Desde que su mamá se fue, Iria iba todas las mañanas a contemplar el mar, y antes de desayunar lloraba sobre el acantilado cercano al faro. Luego se recomponía y pasaba el resto del día haciendo frente a su padre, a las trabajadoras sociales por no querer ir a la escuela y a todo aquel que no fuera de su agrado. Y es que tenía mucha rabia dentro. Al principio no se dio cuenta, pero poco a poco se percató de que las lágrimas que lloraba no se las llevaba el viento. Eran lágrimas que nunca caían por su rostro, subían por su entrecejo, las perdía de vista y volaban hacia el firmamento como buscando el alma de su madre.
Un día en el que sufrió mucho por un problema con su padre decidió retener las lágrimas poniendo su mano bocabajo en la frente. Las lágrimas se quedaron formando un charquito en el cuenco que formaba su palma. Cuando volteó la mano, el llanto derramado se elevó como una gran gota por los aires. Decidió ir acumulando su llanto en una botella, ponía la boca de ésta en su entrecejo y las lágrimas se iban acumulando llenando la botella en posición invertida. Luego la cerraba, le daba la vuelta y el líquido subía hacia arriba como queriendo salir chocando contra el tapón.
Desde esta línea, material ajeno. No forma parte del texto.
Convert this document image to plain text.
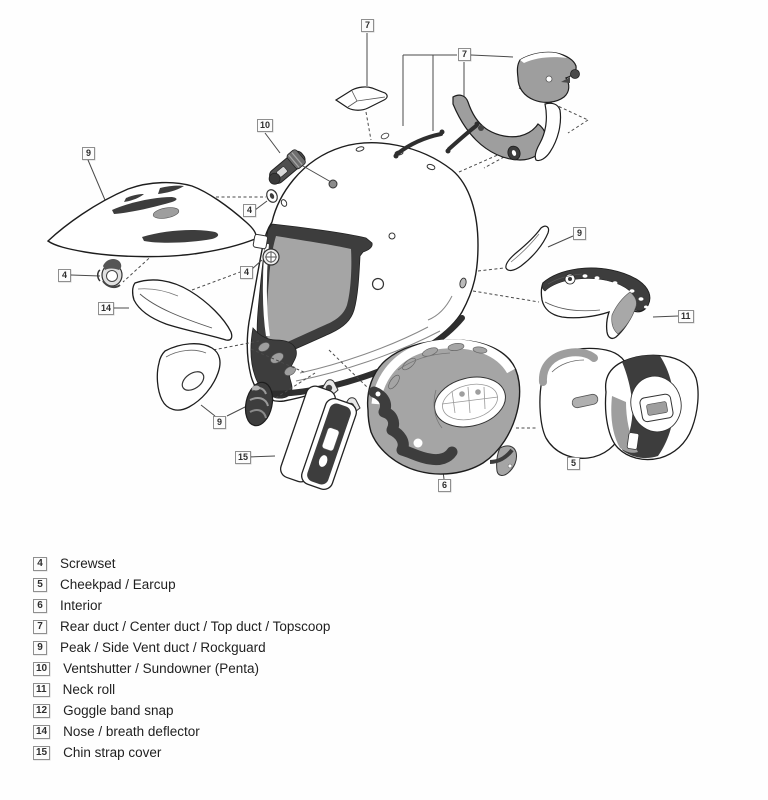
7
7
10
9
4
4
4
14
9
11
9
15
6
5
4	Screwset
5	Cheekpad / Earcup
6	Interior
7	Rear duct / Center duct / Top duct / Topscoop
9	Peak / Side Vent duct / Rockguard
10 Ventshutter / Sundowner (Penta)
11 Neck roll
12 Goggle band snap
14 Nose / breath deflector
15 Chin strap cover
Una tarde recibió la vista de otra niña afligida porque su padre había desaparecido mientras pescaba en alta mar. Iria notó que desde la botella salía un mensaje que sólo ella podía escuchar. Iria transmitió el recado. Le dijo a su amiga dónde estaba su padre, muerto en una roca en A Costa da Morte. Cuando la compañera de Iria regresó a su casa la madre le informó llorando que el cuerpo de su padre había aparecido en ese sitio.
Desde entonces Iria creía firmemente en que las botellas con sus lágrimas desafiando la gravedad le daban información sobre los muertos en el mar. Empezaron a acudir muchos aldeanos a ver a la niña como si de un milagro se tratase. Le consultaron sobre otras desapariciones y siempre atinaba con el sitio dónde se podían encontrar las personas a las que el mar les arrebataba la vida. Iria siempre contestaba lo que le transmitían las voces que salían de la botella.
Cuando la niña cruzó su mirada con la de Antonia en Bueu, ya era una muchacha de 16 años y tenía un niño pequeño.